Jakarta,, AMC – Bupati Agam, Ir H Benni Warlis MM Dt Tan Batuah, hadiri pertemuan strategis bersama CEO dan pemilik perusahaan perkebunan kelapa sawit se-Sumatera Barat yang digelar di Hotel Balairung, Jakarta, Jumat (10/4).
Pertemuan ini menjadi forum penting dalam memperkuat sinergi antara pemerintah daerah dan pelaku usaha, sekaligus membahas isu krusial terkait optimalisasi pendapatan daerah dari sektor perkebunan.
Kegiatan tersebut turut dihadiri oleh Gubernur Sumatera Barat, Mahyeldi, unsur pimpinan DPRD Sumbar, Kapolda Sumbar, Kajati Sumbar, serta Pangdam I/Bukit Barisan.
Selain itu, para kepala daerah dari wilayah penghasil kelapa sawit seperti Kabupaten Agam, Pasaman Barat, Pesisir Selatan, Sijunjung, Solok Selatan, dan Dharmasraya juga hadir, menunjukkan kuatnya komitmen bersama dalam membangun sektor unggulan ini.
Pertemuan yang difasilitasi oleh Asisten III Kantor Gubernur Sumbar bersama Badan Pendapatan Daerah (Bapenda) Provinsi, Dinas Sumber Daya Air dan Bina Konstruksi, Dinas Perizinan, Biro Hukum, serta OPD teknis lainnya ini tidak hanya menjadi ajang silaturahmi, tetapi juga forum diskusi mendalam terkait penerapan Pajak Air Permukaan (PAP).
Dari kalangan perusahaan, hadir para CEO, pemilik, dan direktur perusahaan perkebunan kelapa sawit yang beroperasi di Sumatera Barat. Khusus dari Kabupaten Agam, perwakilan perusahaan seperti PT AMP Plantation, PT Perkebunan Pelalu Raya, PT Mutiara Agam, dan PT KAMU turut ambil bagian dalam pembahasan tersebut.

Dalam forum tersebut, Dinas Sumber Daya Air dan Bina Konstruksi Provinsi Sumbar memaparkan berbagai aspek teknis terkait pemanfaatan air permukaan oleh perusahaan, termasuk metode penghitungan penggunaan air dan besaran pajak yang dikenakan.
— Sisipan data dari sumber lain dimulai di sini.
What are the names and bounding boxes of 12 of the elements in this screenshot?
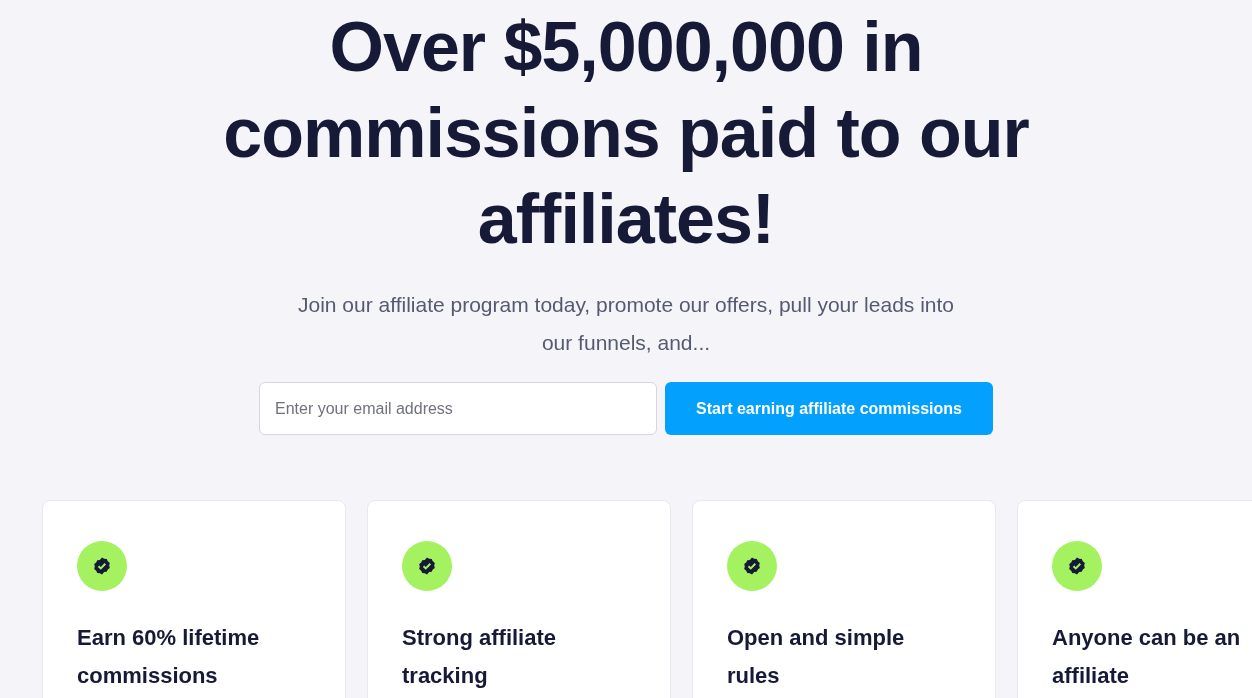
start-earning-button[interactable]: Start earning affiliate commissions (665, 382, 993, 435)
feature-title: Earn 60% lifetime commissions (77, 624, 261, 690)
email-field[interactable]: Enter your email address (259, 382, 657, 435)
subtitle: Join our affiliate program today, promote our offers, pull your leads into our funnels, and... (297, 292, 955, 356)
headline: Over $5,000,000 in commissions paid to our affiliates! (222, 7, 1030, 260)
check-badge-icon (418, 557, 436, 575)
feature-title: Anyone can be an affiliate (1052, 624, 1242, 690)
feature-title: Open and simple rules (727, 624, 906, 690)
check-badge-icon (743, 557, 761, 575)
check-badge-icon (93, 557, 111, 575)
feature-title: Strong affiliate tracking (402, 624, 557, 690)
check-badge-icon (1068, 557, 1086, 575)
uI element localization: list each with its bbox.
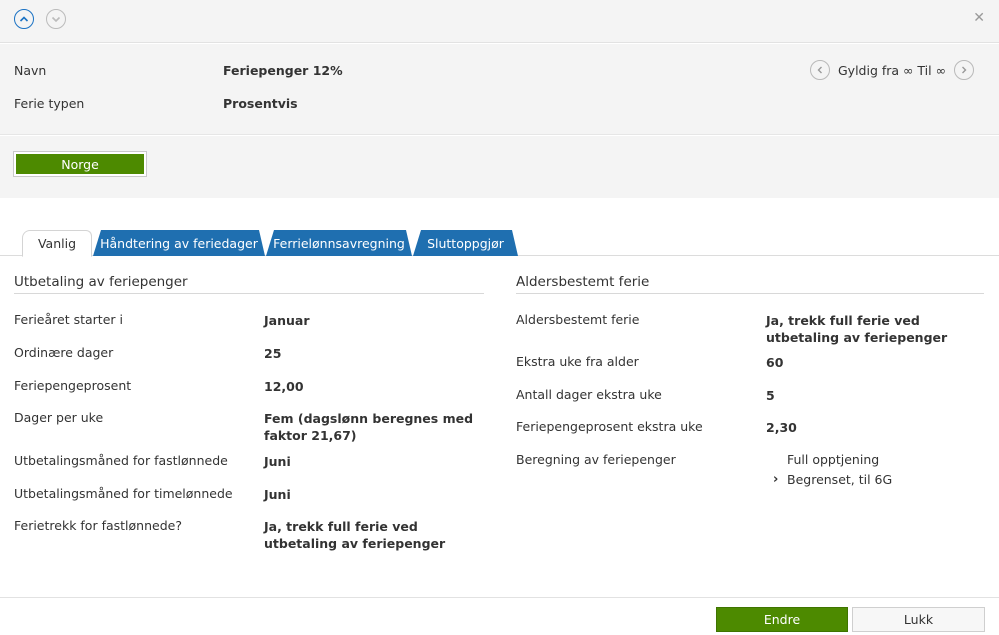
- field-label: Utbetalingsmåned for fastlønnede: [14, 453, 228, 468]
- left-section-divider: [14, 293, 484, 294]
- field-label: Feriepengeprosent ekstra uke: [516, 419, 703, 434]
- edit-button[interactable]: Endre: [716, 607, 848, 632]
- type-label: Ferie typen: [14, 96, 85, 111]
- country-button[interactable]: Norge: [13, 151, 147, 177]
- right-section-divider: [516, 293, 984, 294]
- field-value: Januar: [264, 313, 310, 328]
- next-record-button[interactable]: [46, 9, 66, 29]
- previous-record-button[interactable]: [14, 9, 34, 29]
- validity-prev-button[interactable]: [809, 60, 830, 80]
- field-label: Beregning av feriepenger: [516, 452, 676, 467]
- field-label: Ferieåret starter i: [14, 312, 123, 327]
- option-label: Begrenset, til 6G: [787, 472, 893, 487]
- field-label: Ordinære dager: [14, 345, 114, 360]
- field-label: Ferietrekk for fastlønnede?: [14, 518, 182, 533]
- chevron-up-icon: [19, 16, 29, 22]
- validity-next-button[interactable]: [954, 60, 974, 80]
- field-value: 12,00: [264, 379, 304, 394]
- field-value: Juni: [264, 454, 291, 469]
- chevron-right-icon: ›: [773, 472, 779, 487]
- close-button[interactable]: Lukk: [852, 607, 985, 632]
- tab-sluttoppgjor[interactable]: Sluttoppgjør: [413, 230, 518, 256]
- field-label: Utbetalingsmåned for timelønnede: [14, 486, 233, 501]
- field-label: Dager per uke: [14, 410, 104, 425]
- field-value: Fem (dagslønn beregnes med faktor 21,67): [264, 411, 474, 443]
- name-label: Navn: [14, 63, 47, 78]
- field-value: Ja, trekk full ferie ved utbetaling av f…: [766, 313, 948, 345]
- calc-option-full-opptjening[interactable]: Full opptjening: [773, 452, 879, 467]
- option-label: Full opptjening: [787, 452, 880, 467]
- field-value: Ja, trekk full ferie ved utbetaling av f…: [264, 519, 446, 551]
- right-section-title: Aldersbestemt ferie: [516, 274, 650, 290]
- field-label: Feriepengeprosent: [14, 378, 132, 393]
- close-icon[interactable]: ✕: [973, 10, 985, 26]
- name-value: Feriepenger 12%: [223, 63, 343, 78]
- field-label: Aldersbestemt ferie: [516, 312, 640, 327]
- field-value: 25: [264, 346, 282, 361]
- validity-navigator: Gyldig fra ∞ Til ∞: [809, 60, 974, 80]
- country-band: Norge: [0, 136, 999, 198]
- tab-bar: Vanlig Håndtering av feriedager Ferrielø…: [0, 230, 999, 257]
- type-value: Prosentvis: [223, 96, 298, 111]
- tab-ferielonnsavregning[interactable]: Ferrielønnsavregning: [266, 230, 412, 256]
- footer-divider: [0, 597, 999, 598]
- chevron-left-icon: [817, 66, 822, 74]
- calc-option-begrenset-6g[interactable]: › Begrenset, til 6G: [773, 472, 892, 487]
- top-bar: ✕: [0, 0, 999, 43]
- chevron-right-icon: [962, 66, 967, 74]
- field-value: 2,30: [766, 420, 797, 435]
- field-label: Ekstra uke fra alder: [516, 354, 639, 369]
- tab-handtering-av-feriedager[interactable]: Håndtering av feriedager: [93, 230, 265, 256]
- record-header: Navn Feriepenger 12% Ferie typen Prosent…: [0, 44, 999, 135]
- chevron-down-icon: [51, 16, 61, 23]
- validity-text: Gyldig fra ∞ Til ∞: [837, 62, 946, 78]
- field-value: Juni: [264, 487, 291, 502]
- field-label: Antall dager ekstra uke: [516, 387, 662, 402]
- field-value: 60: [766, 355, 784, 370]
- left-section-title: Utbetaling av feriepenger: [14, 274, 188, 290]
- tab-vanlig[interactable]: Vanlig: [22, 230, 92, 257]
- field-value: 5: [766, 388, 775, 403]
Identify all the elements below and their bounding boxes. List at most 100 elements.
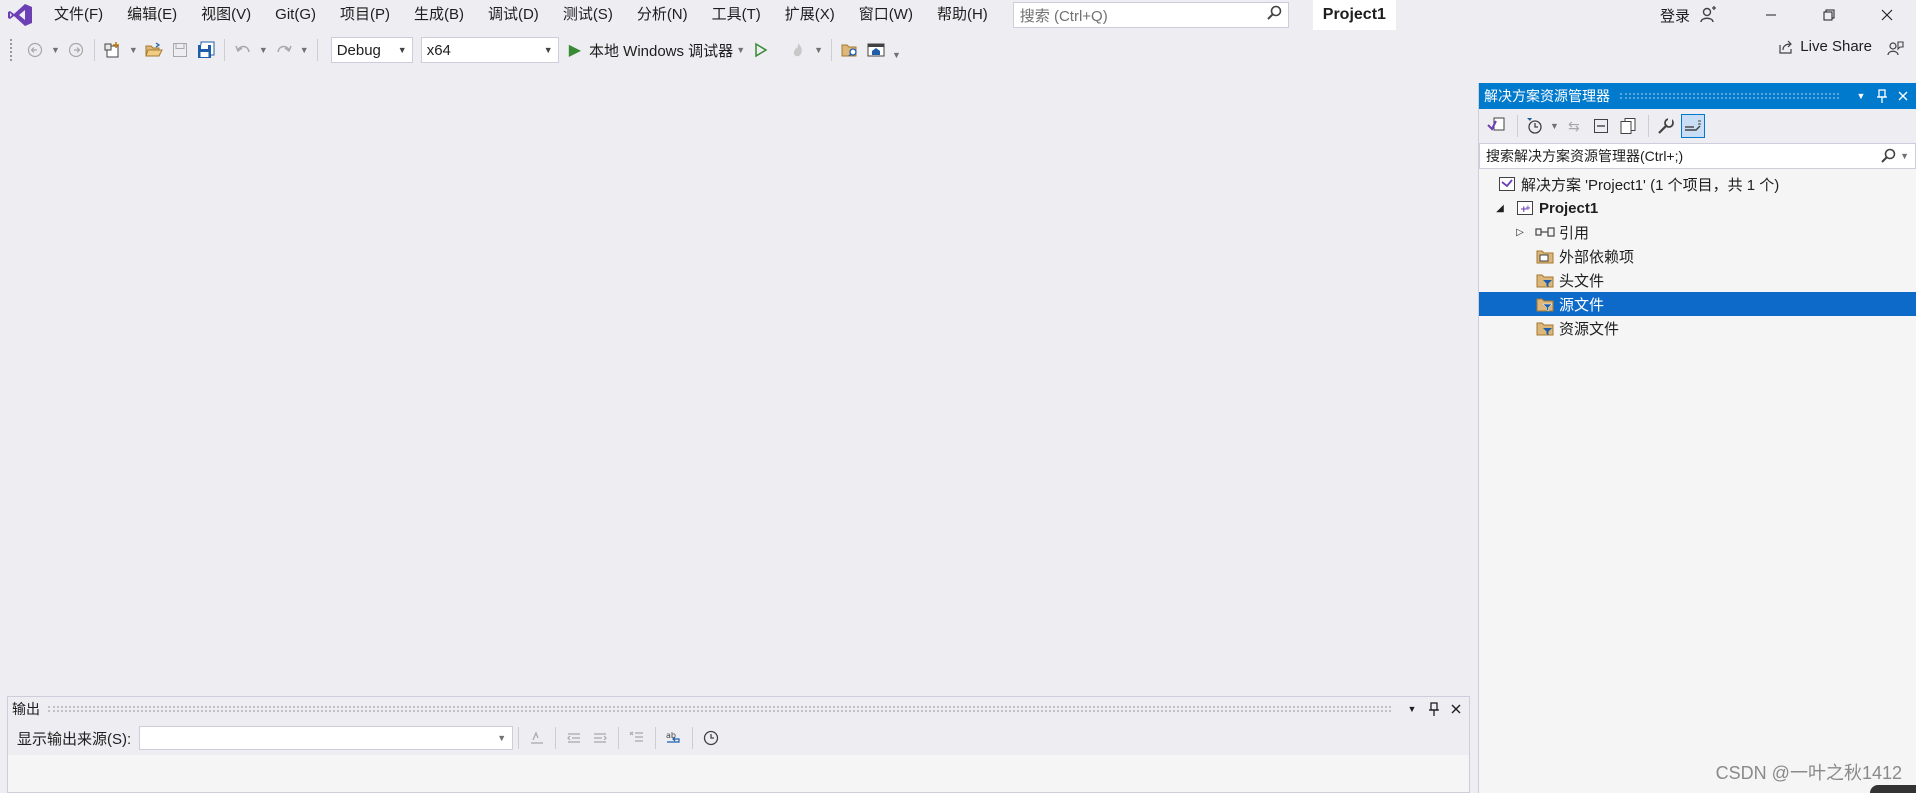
menu-project[interactable]: 项目(P) <box>328 0 402 30</box>
configuration-value: Debug <box>336 41 381 59</box>
filter-folder-icon <box>1535 271 1555 289</box>
minimize-button[interactable] <box>1742 0 1800 30</box>
close-icon[interactable] <box>1894 87 1912 105</box>
feedback-icon[interactable] <box>1884 38 1906 60</box>
solution-configuration-select[interactable]: Debug ▼ <box>330 37 413 63</box>
menu-analyze[interactable]: 分析(N) <box>625 0 700 30</box>
sync-with-active-document-icon[interactable]: ⇆ <box>1562 114 1586 138</box>
find-in-files-icon[interactable] <box>839 39 861 61</box>
tree-item-label: 外部依赖项 <box>1559 248 1635 266</box>
global-search-placeholder: 搜索 (Ctrl+Q) <box>1019 7 1108 25</box>
solution-platform-select[interactable]: x64 ▼ <box>420 37 559 63</box>
tree-item-solution[interactable]: 解决方案 'Project1' (1 个项目，共 1 个) <box>1479 172 1916 196</box>
panel-drag-handle[interactable] <box>48 706 1391 712</box>
properties-wrench-icon[interactable] <box>1654 114 1678 138</box>
svg-text:+: + <box>1525 204 1531 212</box>
output-panel-header: 输出 ▼ <box>8 697 1469 721</box>
solution-label: 解决方案 'Project1' (1 个项目，共 1 个) <box>1521 176 1780 194</box>
save-all-icon[interactable] <box>195 39 217 61</box>
menu-tools[interactable]: 工具(T) <box>700 0 773 30</box>
undo-icon[interactable] <box>232 39 254 61</box>
menu-window[interactable]: 窗口(W) <box>847 0 925 30</box>
external-deps-icon <box>1535 247 1555 265</box>
window-position-dropdown-icon[interactable]: ▼ <box>1403 700 1421 718</box>
pin-icon[interactable] <box>1873 87 1891 105</box>
home-layout-icon[interactable] <box>865 39 887 61</box>
panel-drag-handle[interactable] <box>1620 93 1839 99</box>
toolbar-grip[interactable] <box>10 39 14 61</box>
menu-help[interactable]: 帮助(H) <box>925 0 1000 30</box>
hot-reload-icon[interactable] <box>787 39 809 61</box>
menu-bar: 文件(F) 编辑(E) 视图(V) Git(G) 项目(P) 生成(B) 调试(… <box>45 0 1000 30</box>
tree-item-header-files[interactable]: 头文件 <box>1479 268 1916 292</box>
tree-item-source-files[interactable]: 源文件 <box>1479 292 1916 316</box>
visual-studio-logo-icon[interactable] <box>0 0 40 30</box>
toolbar-separator <box>1517 115 1518 137</box>
global-search-input[interactable]: 搜索 (Ctrl+Q) <box>1012 2 1289 28</box>
close-button[interactable] <box>1858 0 1916 30</box>
toggle-word-wrap-icon[interactable]: ab <box>663 727 685 749</box>
tree-item-project[interactable]: ◢ + + Project1 <box>1479 196 1916 220</box>
tree-item-resource-files[interactable]: 资源文件 <box>1479 316 1916 340</box>
chevron-down-icon[interactable]: ▼ <box>51 45 60 55</box>
timestamp-icon[interactable] <box>700 727 722 749</box>
output-source-label: 显示输出来源(S): <box>17 730 132 748</box>
toolbar-overflow-icon[interactable]: ▼ <box>892 50 901 60</box>
account-icon[interactable] <box>1696 3 1720 27</box>
navigate-back-icon[interactable] <box>24 39 46 61</box>
editor-area[interactable] <box>0 72 1476 692</box>
chevron-down-icon[interactable]: ▼ <box>1550 121 1559 131</box>
tree-item-label: 资源文件 <box>1559 320 1620 338</box>
toolbar-separator <box>831 39 833 61</box>
live-share-label: Live Share <box>1800 38 1872 55</box>
chevron-down-icon[interactable]: ▼ <box>259 45 268 55</box>
preview-selected-items-icon[interactable] <box>1680 114 1705 138</box>
pin-icon[interactable] <box>1425 700 1443 718</box>
menu-file[interactable]: 文件(F) <box>45 0 115 30</box>
standard-toolbar: ▼ ▼ ▼ ▼ Debug ▼ x64 ▼ ▶ 本地 Windows 调试器 ▼ <box>0 32 1916 68</box>
start-without-debugging-icon[interactable] <box>750 39 772 61</box>
menu-git[interactable]: Git(G) <box>263 0 328 30</box>
chevron-down-icon[interactable]: ▼ <box>736 45 745 55</box>
tree-item-external-dependencies[interactable]: 外部依赖项 <box>1479 244 1916 268</box>
menu-debug[interactable]: 调试(D) <box>476 0 551 30</box>
start-debugging-button[interactable]: ▶ 本地 Windows 调试器 ▼ <box>569 40 748 61</box>
solution-explorer-search-input[interactable]: 搜索解决方案资源管理器(Ctrl+;) ▼ <box>1479 143 1916 169</box>
menu-build[interactable]: 生成(B) <box>402 0 476 30</box>
chevron-down-icon: ▼ <box>497 733 507 743</box>
switch-views-icon[interactable] <box>1485 114 1509 138</box>
menu-view[interactable]: 视图(V) <box>189 0 263 30</box>
menu-edit[interactable]: 编辑(E) <box>115 0 189 30</box>
new-project-icon[interactable] <box>102 39 124 61</box>
collapse-all-icon[interactable] <box>1589 114 1613 138</box>
chevron-down-icon[interactable]: ▼ <box>300 45 309 55</box>
expanded-arrow-icon[interactable]: ◢ <box>1493 201 1507 215</box>
chevron-down-icon: ▼ <box>397 45 407 55</box>
next-message-icon[interactable] <box>589 727 611 749</box>
open-folder-icon[interactable] <box>143 39 165 61</box>
solution-icon <box>1497 175 1517 193</box>
close-icon[interactable] <box>1447 700 1465 718</box>
menu-test[interactable]: 测试(S) <box>551 0 625 30</box>
restore-button[interactable] <box>1800 0 1858 30</box>
login-link[interactable]: 登录 <box>1660 5 1690 26</box>
save-icon[interactable] <box>169 39 191 61</box>
chevron-down-icon[interactable]: ▼ <box>129 45 138 55</box>
collapsed-arrow-icon[interactable]: ▷ <box>1513 225 1527 239</box>
toolbar-separator <box>618 727 620 749</box>
share-icon <box>1778 39 1794 55</box>
show-all-files-icon[interactable] <box>1616 114 1640 138</box>
menu-extensions[interactable]: 扩展(X) <box>773 0 847 30</box>
window-position-dropdown-icon[interactable]: ▼ <box>1852 87 1870 105</box>
navigate-forward-icon[interactable] <box>65 39 87 61</box>
output-source-select[interactable]: ▼ <box>139 726 514 750</box>
pending-changes-filter-icon[interactable] <box>1523 114 1547 138</box>
redo-icon[interactable] <box>273 39 295 61</box>
chevron-down-icon: ▼ <box>543 45 553 55</box>
find-message-icon[interactable] <box>526 727 548 749</box>
tree-item-references[interactable]: ▷ 引用 <box>1479 220 1916 244</box>
chevron-down-icon[interactable]: ▼ <box>814 45 823 55</box>
clear-all-icon[interactable] <box>626 727 648 749</box>
live-share-button[interactable]: Live Share <box>1778 38 1872 55</box>
previous-message-icon[interactable] <box>563 727 585 749</box>
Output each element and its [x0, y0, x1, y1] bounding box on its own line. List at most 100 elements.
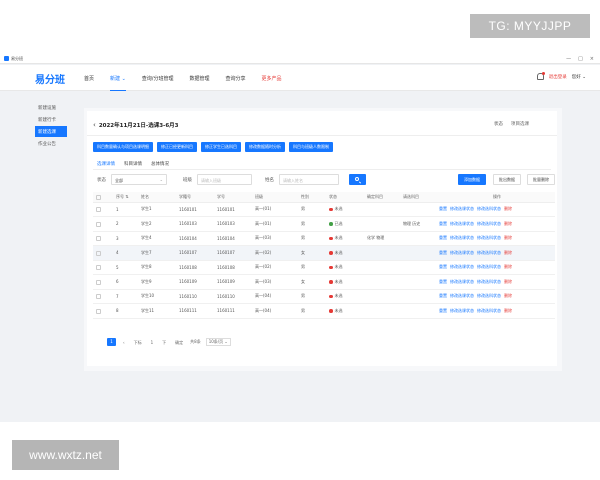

Hal ini menjadi penting mengingat luasnya areal perkebunan kelapa sawit serta tingginya kebutuhan air dalam operasionalnya, yang berpotensi besar meningkatkan Pendapatan Asli Daerah (PAD).
Namun demikian, sejumlah perwakilan perusahaan menyampaikan keberatan terhadap mekanisme pemungutan PAP yang dinilai belum sepenuhnya transparan.
Di antaranya terkait penggunaan dasar penghitungan tanpa alat ukur (flowmeter) serta sistem penetapan pajak yang dilakukan secara langsung tanpa laporan pemakaian dari wajib pajak.
Menanggapi hal tersebut, Forum Komunikasi Pimpinan Daerah memberikan berbagai masukan konstruktif. Beberapa di antaranya adalah perlunya studi tiru ke daerah lain yang telah lebih dahulu menerapkan kebijakan serupa, pemberian keringanan bagi pelaku usaha, penyempurnaan sistem penghitungan yang lebih transparan dan akuntabel, hingga membuka peluang penyelesaian melalui jalur perdata maupun tata usaha negara.
Dalam arahannya, Gubernur Sumatera Barat, Mahyeldi, menegaskan bahwa pajak daerah merupakan kontribusi wajib yang memiliki dasar hukum jelas dan digunakan sebesar-besarnya untuk kemakmuran masyarakat.
Oleh karena itu, pemungutannya harus dilakukan secara terukur, transparan, dan sesuai dengan ketentuan perundang-undangan yang berlaku, mulai dari Undang-Undang, Peraturan Pemerintah, hingga Peraturan Daerah dan Peraturan Kepala Daerah.
Gubernur juga berharap seluruh perusahaan perkebunan kelapa sawit dapat memberikan kontribusi nyata dalam pembangunan daerah, salah satunya melalui kepatuhan dalam membayar pajak daerah.
Dengan demikian, sinergi antara pemerintah dan dunia usaha dapat terus terjaga demi mendorong pertumbuhan ekonomi dan kesejahteraan masyarakat Sumatera Barat.